Guardando la versione della borsa Lady Dior con la quale Jonathan Anderson si è presentato al pubblico ai primi di gennaio si riconoscono la matrice di Maria Grazia Chiuri, un prato primaverile, una lavorazione raffinatissima della pelle d’agnello, un segno di speranza che può diventare immagine di una stagione. Ecco perché
di Domenico Casoria e Roberto Procaccini
Quante cose si possono vedere osservando una borsa? Due sicuramente: il manufatto e la sua estetica. Guardando la versione della Lady Dior con la quale Jonathan Anderson si è presentato al pubblico ai primi di gennaio, allora, si riconoscono la matrice di Maria Grazia Chiuri e un prato primaverile dove, solitaria, si aggira una coccinella. Ma questo stesso prato, risultato di una lavorazione raffinatissima – quasi a intarsio – della pelle d’agnello, ha la forza evocativa per rappresentarci più cose ancora.
Una certa tendenza dell’alto di gamma, innanzitutto, quella che Karl Lagerfeld chiamava “prêt-à-couture” (poi ci torneremo), dove la ricerca stilistica sa tenere un piede nel regno delle idee e l’altro ben piantato nelle boutique. E, magari, una fuga in avanti, un progetto di iconicità, un segno di speranza che può diventare immagine di una stagione.
Il nuovo universo degli accessori
Un generale risveglio trova conferma anche nelle ultime sfilate couture di Parigi. L’alta moda, si sa, è un mondo che vive di regole tutte sue, fatte di atelier silenziosi e ordini da migliaia e migliaia di euro. Ma con i debutti di Anderson da Dior e di Matthieu Blazy da Chanel gi accessori sembrano entrati in un universo tutto nuovo. Generalmente, per non svilire ore e ore di sartoria, tutto quello che vediamo sotto l’etichetta “alta moda” non arriva in boutique.
Anche perché, banalmente, costa molti soldi. Eppure, l’approccio adottato per scarpe e borse richiama quella “prêt-à-couture” tanto cara a Lagerfeld, storico direttore creativo della maison di Mademoiselle. Con gli accessori dell’alta moda – modificati, adattati in base a logiche un pizzico più commerciali, rivisti per seguire una certa stagionalità – si potrebbe presto trovare negli store un prodotto che vende più degli altri, oltre a un simbolo creativo netto e identificativo di questa o quella direzione creativa, di questo o quello stilista.
Anderson, ancora lui
Anderson, per esempio, per la sua prima couture da Dior ha mandato in passerella una pochette ispirata a un cuscino da spiaggia disegnato da Monsieur Dior in persona. Un pezzo originariamente in spugna che il designer ha trasformato dal nulla in una borsa mai vista prima. Oppure un paio di scarpe aperte dalla punta quadrata che richiamano l’era della collaborazione tra il creatore e il calzolaio francese Roger Vivier. Per non parlare di Lady Dior laccate e sfumate, borse a forma di coccinella, tartaruga, conchiglie – che richiamano pianure verdeggianti in agosto (il nordirlandese Anderson è partito proprio dal risveglio della natura) – orchidee come spille. Tutti pezzi che, con un minimo di fortuna e un po’ di inventiva, potrebbero facilmente finire nella wishlist di una fashionista.

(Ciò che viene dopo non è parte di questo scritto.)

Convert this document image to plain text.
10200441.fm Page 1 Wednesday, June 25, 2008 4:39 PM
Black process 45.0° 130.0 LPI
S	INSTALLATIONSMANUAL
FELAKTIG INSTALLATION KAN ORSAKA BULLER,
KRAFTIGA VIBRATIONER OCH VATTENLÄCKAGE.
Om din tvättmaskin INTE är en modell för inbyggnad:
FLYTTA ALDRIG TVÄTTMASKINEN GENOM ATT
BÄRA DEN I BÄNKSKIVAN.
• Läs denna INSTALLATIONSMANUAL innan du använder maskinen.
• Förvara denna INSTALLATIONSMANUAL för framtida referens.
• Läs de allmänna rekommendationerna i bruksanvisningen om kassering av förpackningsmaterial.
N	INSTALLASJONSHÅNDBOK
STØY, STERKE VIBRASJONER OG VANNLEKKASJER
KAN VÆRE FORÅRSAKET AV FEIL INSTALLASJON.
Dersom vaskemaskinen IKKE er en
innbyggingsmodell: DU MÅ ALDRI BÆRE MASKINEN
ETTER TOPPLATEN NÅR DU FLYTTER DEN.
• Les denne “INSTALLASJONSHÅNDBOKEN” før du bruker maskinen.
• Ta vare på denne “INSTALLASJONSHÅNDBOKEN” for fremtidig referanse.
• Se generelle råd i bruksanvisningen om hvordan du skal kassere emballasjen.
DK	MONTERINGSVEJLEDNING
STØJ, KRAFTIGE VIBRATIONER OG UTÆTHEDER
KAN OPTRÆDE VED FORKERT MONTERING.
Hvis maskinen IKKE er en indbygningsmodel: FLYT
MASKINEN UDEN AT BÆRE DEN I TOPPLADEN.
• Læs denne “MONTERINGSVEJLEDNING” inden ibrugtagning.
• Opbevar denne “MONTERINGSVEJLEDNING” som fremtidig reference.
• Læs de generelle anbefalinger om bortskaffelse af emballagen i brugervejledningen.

Un’immagine per una stagione
C’è sempre un articolo in grado di rappresentare una stagione della moda e della società e, spesso, lo si trova proprio nel punto in cui il successo dell’intuizione stilistica si trasforma in successo commerciale. Le slippers foderate d’agnello di Gucci sono tra le migliori istantanee della stagione in cui i brand occidentali (ormai 10 anni fa) crescevano in maniera impetuosa cavalcando la domanda e i gusti soprattutto dei consumatori cinesi.
Poco dopo le Triple S di Balenciaga incarnavano l’epopea della sneaker quando sembrava che la scarpa sportiva (sempre più elaborata, sempre più eccessiva) fosse l’unico orizzonte della calzatura, mentre in tempi più recenti l’affermazione del quiet luxury si è accompagnata con il rilancio del sobrio e rassicurante mocassino. Ecco, ci auguriamo che la Lady Dior di Anderson possa diventare, col senno di poi, la cartolina di questo 2026 con la sua maestria, il suo tono rassicurante. E, soprattutto, la sua pelle.